--sparsity

Applicability

Product

Supported

Atlas A3 training products/Atlas A3 inference products

Atlas A2 training products/Atlas A2 inference products

Atlas 200I/500 A2 inference products

Atlas inference products

x

Atlas training products

x

Description

Enables global sparsity.

In the model output by Ascend Model Compression Toolkit (AMCT) after 2:4 structured sparsity, there may be the cases that at least two weight elements in the Cin dimension out of four contiguous ones are forced to zero. You can enable global sparsity during model conversion to filter out two elements to reduce computational demand for inference and optimize inference performance. The working principles are as follows:

Two groups of 2-bit indexes are generated for every four contiguous elements in the weight. The value range of index is {0, 1, 2}. The first index indicates the position of the first non-zero element in the first three elements, and the second index indicates the position of the last non-zero element in the last three elements. The following table lists the filtered index values.

Table 1 Filter rules

Scenario

ele0

ele1

ele2

ele3

index[0]

index[1]

Two non-zero elements

0

0

X

Y

2'b10

2'b10

0

X

0

Y

2'b01

2'b10

One non-zero element

0

0

0

X

2'b00

2'b10

0

0

X

0

2'b10

2'b01

All zero

0

0

0

0

2'b00

2'b00

Two 2-bit indexes and two int8 dense weight elements are generated for every four int8 elements in the sparse matrix, and four 2-bit indexes form one int8 element. Therefore, the size of the output index matrix is 1/4 of the dense weight. Note that:

The index matrix records the indexes of the two selected elements (from every four elements) of the sparse weight. The indexes are read by hardware during inference and are used as identifiers for element filtering.

The following figure shows the interaction process.

Figure 1 Interaction process
  1. AMCT provides a structured sparse API for converting dense models into structured sparse models through retraining, and outputs framework-based sparse models. The sparse model structure is the same as that of the dense model, but structured sparsity has been implemented in parameters, that is, two weight elements in the Cin dimension out of four contiguous ones are forced to zero.
  2. If sparsity is 1, GE traverses the weights of all operator types (Conv2D, MatMulV2, and FullyConnection) that support structured sparsity and checks whether the current parameter distribution uses 2:4 structured sparsity. Insert CompressOp (reuse the CompressOp operator prototype for weight compression and add the Alg attribute to distinguish weight compression from structured sparsity) to complete weight rearrangement and index generation for structured sparsity.
  3. If the execution conditions of 2:4 structured sparsity are met, replace the operators that support sparsity in the original framework, for example, replace Conv2D with Conv2DCompress.
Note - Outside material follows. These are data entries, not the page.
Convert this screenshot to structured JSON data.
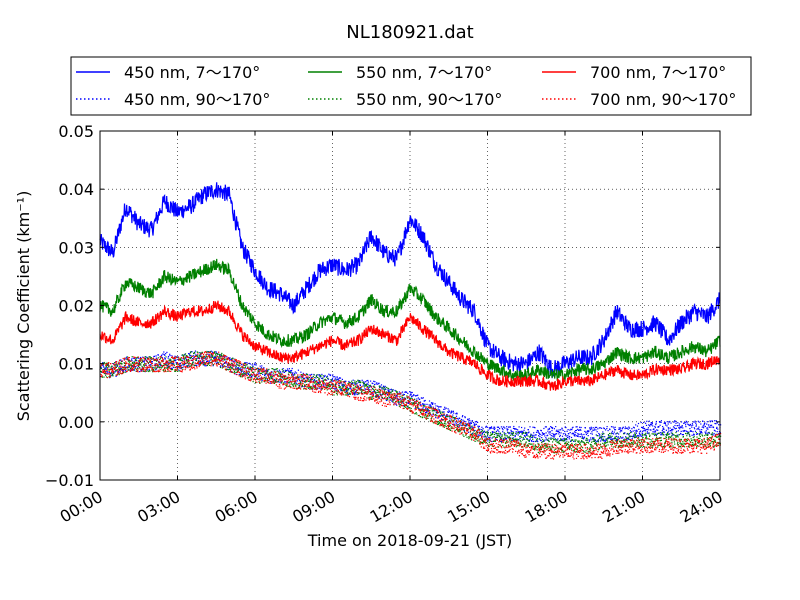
{
  "chart_data": {
    "type": "line",
    "title": "NL180921.dat",
    "xlabel": "Time on 2018-09-21 (JST)",
    "ylabel": "Scattering Coefficient (km⁻¹)",
    "xlim": [
      0,
      24
    ],
    "ylim": [
      -0.01,
      0.05
    ],
    "x_ticks": [
      0,
      3,
      6,
      9,
      12,
      15,
      18,
      21,
      24
    ],
    "x_tick_labels": [
      "00:00",
      "03:00",
      "06:00",
      "09:00",
      "12:00",
      "15:00",
      "18:00",
      "21:00",
      "24:00"
    ],
    "y_ticks": [
      -0.01,
      0.0,
      0.01,
      0.02,
      0.03,
      0.04,
      0.05
    ],
    "y_tick_labels": [
      "−0.01",
      "0.00",
      "0.01",
      "0.02",
      "0.03",
      "0.04",
      "0.05"
    ],
    "grid": true,
    "legend_position": "top, above plot, 3 columns",
    "series": [
      {
        "name": "450 nm, 7～170°",
        "color": "#0000ff",
        "style": "solid",
        "x": [
          0,
          0.5,
          1,
          1.5,
          2,
          2.5,
          3,
          3.5,
          4,
          4.5,
          5,
          5.5,
          6,
          6.5,
          7,
          7.5,
          8,
          8.5,
          9,
          9.5,
          10,
          10.5,
          11,
          11.5,
          12,
          12.5,
          13,
          13.5,
          14,
          14.5,
          15,
          15.5,
          16,
          16.5,
          17,
          17.5,
          18,
          18.5,
          19,
          19.5,
          20,
          20.5,
          21,
          21.5,
          22,
          22.5,
          23,
          23.5,
          24
        ],
        "y": [
          0.031,
          0.029,
          0.037,
          0.034,
          0.033,
          0.038,
          0.036,
          0.037,
          0.039,
          0.04,
          0.039,
          0.03,
          0.026,
          0.023,
          0.022,
          0.02,
          0.023,
          0.026,
          0.027,
          0.026,
          0.027,
          0.032,
          0.029,
          0.028,
          0.035,
          0.032,
          0.027,
          0.024,
          0.021,
          0.019,
          0.013,
          0.011,
          0.01,
          0.01,
          0.012,
          0.009,
          0.01,
          0.011,
          0.011,
          0.014,
          0.019,
          0.016,
          0.016,
          0.017,
          0.014,
          0.017,
          0.019,
          0.018,
          0.021
        ]
      },
      {
        "name": "450 nm, 90～170°",
        "color": "#0000ff",
        "style": "dotted",
        "x": [
          0,
          0.5,
          1,
          1.5,
          2,
          2.5,
          3,
          3.5,
          4,
          4.5,
          5,
          5.5,
          6,
          6.5,
          7,
          7.5,
          8,
          8.5,
          9,
          9.5,
          10,
          10.5,
          11,
          11.5,
          12,
          12.5,
          13,
          13.5,
          14,
          14.5,
          15,
          15.5,
          16,
          16.5,
          17,
          17.5,
          18,
          18.5,
          19,
          19.5,
          20,
          20.5,
          21,
          21.5,
          22,
          22.5,
          23,
          23.5,
          24
        ],
        "y": [
          0.009,
          0.009,
          0.01,
          0.01,
          0.01,
          0.011,
          0.01,
          0.011,
          0.011,
          0.011,
          0.01,
          0.009,
          0.009,
          0.008,
          0.008,
          0.008,
          0.007,
          0.007,
          0.007,
          0.006,
          0.006,
          0.006,
          0.005,
          0.004,
          0.004,
          0.003,
          0.002,
          0.001,
          0.0,
          -0.001,
          -0.002,
          -0.002,
          -0.002,
          -0.002,
          -0.002,
          -0.002,
          -0.002,
          -0.002,
          -0.002,
          -0.002,
          -0.002,
          -0.002,
          -0.001,
          -0.001,
          -0.001,
          -0.001,
          -0.001,
          -0.001,
          -0.001
        ]
      },
      {
        "name": "550 nm, 7～170°",
        "color": "#008000",
        "style": "solid",
        "x": [
          0,
          0.5,
          1,
          1.5,
          2,
          2.5,
          3,
          3.5,
          4,
          4.5,
          5,
          5.5,
          6,
          6.5,
          7,
          7.5,
          8,
          8.5,
          9,
          9.5,
          10,
          10.5,
          11,
          11.5,
          12,
          12.5,
          13,
          13.5,
          14,
          14.5,
          15,
          15.5,
          16,
          16.5,
          17,
          17.5,
          18,
          18.5,
          19,
          19.5,
          20,
          20.5,
          21,
          21.5,
          22,
          22.5,
          23,
          23.5,
          24
        ],
        "y": [
          0.02,
          0.019,
          0.024,
          0.023,
          0.022,
          0.025,
          0.024,
          0.025,
          0.026,
          0.027,
          0.026,
          0.02,
          0.017,
          0.015,
          0.014,
          0.014,
          0.015,
          0.017,
          0.018,
          0.017,
          0.018,
          0.021,
          0.019,
          0.019,
          0.023,
          0.021,
          0.018,
          0.016,
          0.014,
          0.012,
          0.01,
          0.009,
          0.008,
          0.008,
          0.009,
          0.008,
          0.008,
          0.009,
          0.009,
          0.01,
          0.012,
          0.011,
          0.011,
          0.012,
          0.011,
          0.012,
          0.013,
          0.012,
          0.014
        ]
      },
      {
        "name": "550 nm, 90～170°",
        "color": "#008000",
        "style": "dotted",
        "x": [
          0,
          0.5,
          1,
          1.5,
          2,
          2.5,
          3,
          3.5,
          4,
          4.5,
          5,
          5.5,
          6,
          6.5,
          7,
          7.5,
          8,
          8.5,
          9,
          9.5,
          10,
          10.5,
          11,
          11.5,
          12,
          12.5,
          13,
          13.5,
          14,
          14.5,
          15,
          15.5,
          16,
          16.5,
          17,
          17.5,
          18,
          18.5,
          19,
          19.5,
          20,
          20.5,
          21,
          21.5,
          22,
          22.5,
          23,
          23.5,
          24
        ],
        "y": [
          0.009,
          0.009,
          0.01,
          0.01,
          0.01,
          0.01,
          0.01,
          0.011,
          0.011,
          0.011,
          0.01,
          0.009,
          0.008,
          0.008,
          0.008,
          0.007,
          0.007,
          0.007,
          0.006,
          0.006,
          0.006,
          0.005,
          0.005,
          0.004,
          0.003,
          0.002,
          0.001,
          0.0,
          -0.001,
          -0.002,
          -0.003,
          -0.003,
          -0.003,
          -0.003,
          -0.004,
          -0.004,
          -0.004,
          -0.004,
          -0.004,
          -0.003,
          -0.003,
          -0.003,
          -0.003,
          -0.003,
          -0.003,
          -0.003,
          -0.003,
          -0.003,
          -0.003
        ]
      },
      {
        "name": "700 nm, 7～170°",
        "color": "#ff0000",
        "style": "solid",
        "x": [
          0,
          0.5,
          1,
          1.5,
          2,
          2.5,
          3,
          3.5,
          4,
          4.5,
          5,
          5.5,
          6,
          6.5,
          7,
          7.5,
          8,
          8.5,
          9,
          9.5,
          10,
          10.5,
          11,
          11.5,
          12,
          12.5,
          13,
          13.5,
          14,
          14.5,
          15,
          15.5,
          16,
          16.5,
          17,
          17.5,
          18,
          18.5,
          19,
          19.5,
          20,
          20.5,
          21,
          21.5,
          22,
          22.5,
          23,
          23.5,
          24
        ],
        "y": [
          0.015,
          0.014,
          0.018,
          0.017,
          0.017,
          0.019,
          0.018,
          0.019,
          0.019,
          0.02,
          0.019,
          0.015,
          0.013,
          0.012,
          0.011,
          0.011,
          0.012,
          0.013,
          0.014,
          0.013,
          0.014,
          0.016,
          0.015,
          0.014,
          0.018,
          0.016,
          0.014,
          0.012,
          0.011,
          0.01,
          0.008,
          0.007,
          0.007,
          0.007,
          0.007,
          0.006,
          0.007,
          0.007,
          0.007,
          0.008,
          0.009,
          0.008,
          0.008,
          0.009,
          0.009,
          0.009,
          0.01,
          0.01,
          0.011
        ]
      },
      {
        "name": "700 nm, 90～170°",
        "color": "#ff0000",
        "style": "dotted",
        "x": [
          0,
          0.5,
          1,
          1.5,
          2,
          2.5,
          3,
          3.5,
          4,
          4.5,
          5,
          5.5,
          6,
          6.5,
          7,
          7.5,
          8,
          8.5,
          9,
          9.5,
          10,
          10.5,
          11,
          11.5,
          12,
          12.5,
          13,
          13.5,
          14,
          14.5,
          15,
          15.5,
          16,
          16.5,
          17,
          17.5,
          18,
          18.5,
          19,
          19.5,
          20,
          20.5,
          21,
          21.5,
          22,
          22.5,
          23,
          23.5,
          24
        ],
        "y": [
          0.009,
          0.009,
          0.01,
          0.01,
          0.01,
          0.01,
          0.01,
          0.01,
          0.011,
          0.011,
          0.01,
          0.009,
          0.008,
          0.008,
          0.007,
          0.007,
          0.007,
          0.006,
          0.006,
          0.006,
          0.005,
          0.005,
          0.004,
          0.004,
          0.003,
          0.002,
          0.001,
          0.0,
          -0.001,
          -0.002,
          -0.004,
          -0.004,
          -0.004,
          -0.005,
          -0.005,
          -0.005,
          -0.005,
          -0.005,
          -0.005,
          -0.005,
          -0.004,
          -0.004,
          -0.004,
          -0.004,
          -0.004,
          -0.004,
          -0.004,
          -0.004,
          -0.003
        ]
      }
    ]
  }
}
The Alg attribute is added to the operator prototype to determine whether the weight compression or 2:4 structured sparsity feature is used.

See Also

None

Argument

  • 1: Indicates that 2:4 structured sparsity is enabled.
  • 0 (default): Disables the sparsity.

Suggestions and Benefits

None

Example

--sparsity=1

Applicability

Atlas 200I/500 A2 inference products

Atlas A2 training products/Atlas A2 inference products

Atlas A3 training products/Atlas A3 inference products

Restrictions

When using this option, ensure that a sparse model is used. You are advised to use the compression combination function of AMCT (TensorFlow) or AMCT (PyTorch). The compression combination requires 2:4 structured sparsity and quantization aware training.